Engineering teams on the Italian island of Giglio began lifting the wrecked Costa Concordia liner upright on Monday in one of the most complex and costly maritime salvage operations ever attempted.

The vast hulk of the 114,500-tonne cruise liner has lain on its side for more than 20 months, dominating the tiny port in the Tuscan holiday island where it ran aground and capsized on Jan. 13, 2012, killing 32 people.

After a three-hour delay caused by an overnight storm which interrupted final preparations, salvage crews started the so-called “parbuckling” operation at around 9.00 a.m. (0700 GMT).

The first signs the wreck was shifting were registered at around midday as underwater cameras recorded water swirling in the area where the metal was resting on the sea bed.

“It's all quite within projections, both in terms of measurements and the way the wreck's behaving,” Sergio Girotto, project manager for contractors Micoperi, told reporters.

In contrast to the accident, a catalogue of mishap and misjudgement over which the Concordia's captain Francesco Schettino faces multiple charges, the salvage operation has so far been a tightly coordinated engineering feat.

At a cost estimated so far at more than $795 million, it is expected to be the most expensive maritime wreck recovery ever, accounting for more than half of an overall insurance loss of more than $1.1 billion.

A multinational team of 500 salvage engineers has been on Giglio for most of the past year, stabilising the wreck and preparing for the start of the lifting operation.

The ship, a floating hotel carrying more than 4,000 passengers and crew, sank when rocks tore into its hull after it came too close to shore at the start of a Mediterranean cruise.

Marine insurers who have to calculate the cost of covering a new breed of large cargo and cruise vessels will be watching the project on Giglio closely, well aware that any problems could have a significant impact on future insurance contracts.

On Monday, Italian Environment Minister Andrea Orlando said that Italy, which is seeking compensation for the environmental damage caused by the wreck, should be able to put a figure to its claim once the damage to the seabed became visible.

NEVER BEFORE ATTEMPTED

Engineers say they are confident the operation will be a success, although the procedure has never before been attempted under such difficult conditions on a vessel of this size.

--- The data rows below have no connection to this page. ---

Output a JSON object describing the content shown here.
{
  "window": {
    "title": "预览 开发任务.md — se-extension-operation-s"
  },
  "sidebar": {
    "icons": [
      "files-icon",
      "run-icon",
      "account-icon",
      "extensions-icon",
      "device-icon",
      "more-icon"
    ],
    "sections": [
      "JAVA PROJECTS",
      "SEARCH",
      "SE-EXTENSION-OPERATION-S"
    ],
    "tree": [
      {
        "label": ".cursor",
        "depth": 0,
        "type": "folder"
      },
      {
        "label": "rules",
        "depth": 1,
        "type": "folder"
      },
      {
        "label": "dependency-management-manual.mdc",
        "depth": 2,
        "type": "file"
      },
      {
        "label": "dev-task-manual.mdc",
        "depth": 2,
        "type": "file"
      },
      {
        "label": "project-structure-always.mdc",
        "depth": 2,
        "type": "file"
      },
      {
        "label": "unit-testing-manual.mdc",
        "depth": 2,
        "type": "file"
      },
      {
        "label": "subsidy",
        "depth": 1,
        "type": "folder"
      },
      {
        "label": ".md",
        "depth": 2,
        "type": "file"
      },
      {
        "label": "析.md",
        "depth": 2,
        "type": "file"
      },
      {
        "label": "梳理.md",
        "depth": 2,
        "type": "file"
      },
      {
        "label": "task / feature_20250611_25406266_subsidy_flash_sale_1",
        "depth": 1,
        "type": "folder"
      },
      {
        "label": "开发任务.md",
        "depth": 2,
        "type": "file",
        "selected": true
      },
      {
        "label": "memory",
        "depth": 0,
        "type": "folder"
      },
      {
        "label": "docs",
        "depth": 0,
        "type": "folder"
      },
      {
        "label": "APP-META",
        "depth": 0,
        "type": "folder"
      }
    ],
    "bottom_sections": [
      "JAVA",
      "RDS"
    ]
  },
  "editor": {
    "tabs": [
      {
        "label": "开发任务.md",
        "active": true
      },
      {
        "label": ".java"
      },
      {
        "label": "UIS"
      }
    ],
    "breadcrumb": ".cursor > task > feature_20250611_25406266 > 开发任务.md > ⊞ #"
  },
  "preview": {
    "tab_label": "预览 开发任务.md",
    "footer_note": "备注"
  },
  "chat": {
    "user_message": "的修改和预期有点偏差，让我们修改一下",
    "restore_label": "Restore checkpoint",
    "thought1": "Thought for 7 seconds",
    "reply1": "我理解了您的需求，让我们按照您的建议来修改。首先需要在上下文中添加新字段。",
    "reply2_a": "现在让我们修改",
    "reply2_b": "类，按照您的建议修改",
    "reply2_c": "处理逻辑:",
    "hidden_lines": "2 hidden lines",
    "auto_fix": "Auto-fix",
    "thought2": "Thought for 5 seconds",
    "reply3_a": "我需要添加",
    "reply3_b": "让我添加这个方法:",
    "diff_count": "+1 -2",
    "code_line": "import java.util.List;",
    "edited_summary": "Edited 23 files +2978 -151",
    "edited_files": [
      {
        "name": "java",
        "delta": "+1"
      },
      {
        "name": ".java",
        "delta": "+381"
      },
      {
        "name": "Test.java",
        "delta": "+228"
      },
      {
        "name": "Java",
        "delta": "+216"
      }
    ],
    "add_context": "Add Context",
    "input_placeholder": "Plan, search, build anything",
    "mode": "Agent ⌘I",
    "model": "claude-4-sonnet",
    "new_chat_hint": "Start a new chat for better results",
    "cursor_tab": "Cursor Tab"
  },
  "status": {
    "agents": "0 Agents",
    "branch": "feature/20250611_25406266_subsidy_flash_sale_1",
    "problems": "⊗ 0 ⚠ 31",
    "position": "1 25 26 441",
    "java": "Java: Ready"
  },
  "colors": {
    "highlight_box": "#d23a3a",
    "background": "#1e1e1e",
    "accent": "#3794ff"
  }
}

“We have done parbuckling before but never on a location like this,” Nick Sloane, the South African engineer coordinating the recovery for contractors Titan Salvage, told Reuters.

“She is on the side of a mountain on the seabed, balanced on two reefs and she is a really large ship – she's three football fields long, a hundred thousand tonnes plus… So it's never been done on this scale,” he said.

The operation is scheduled to take 10-12 hours with the most delicate phase expected at the beginning, when hydraulic pulleys begin to shift thousands of tonnes of metal off the rock bed.

“Let's say those were the most uncertain moments because we had never been able to say with any certainty how embedded the wreck was,” Girotto said.

Salvagers are waiting to see how the weakened structure will react to the strains of being pulled upright and Girotto said it was still unclear how badly damaged the section of the hull that had been resting on the ground was.

A series of 11 towers with hydraulic mechanisms controlling 450 lb cables under the ship and attached to its side will slowly rotate the vessel until it is sitting on six specially built platforms drilled into the granite rock bed.

During the operation, crews will look for the bodies of crew member Russel Rebello and passenger Maria Grazia Trecarichi.

Once the ship is upright, salvage teams will spend a number of months stabilising it and preparing for it to be re-floated with the aid of additional giant buoyancy tanks before it is towed away for scrap, probably next spring.

On Giglio, residents were hoping the wrecked ship which has given their island worldwide fame would soon be gone.

Giancarlo Farni, who said he was one of the first rescuers on the scene when the stricken Concordia went down, said the wreck had been in place for long enough. “I saw it sink and now I want to see it brought upright and taken away,” he said.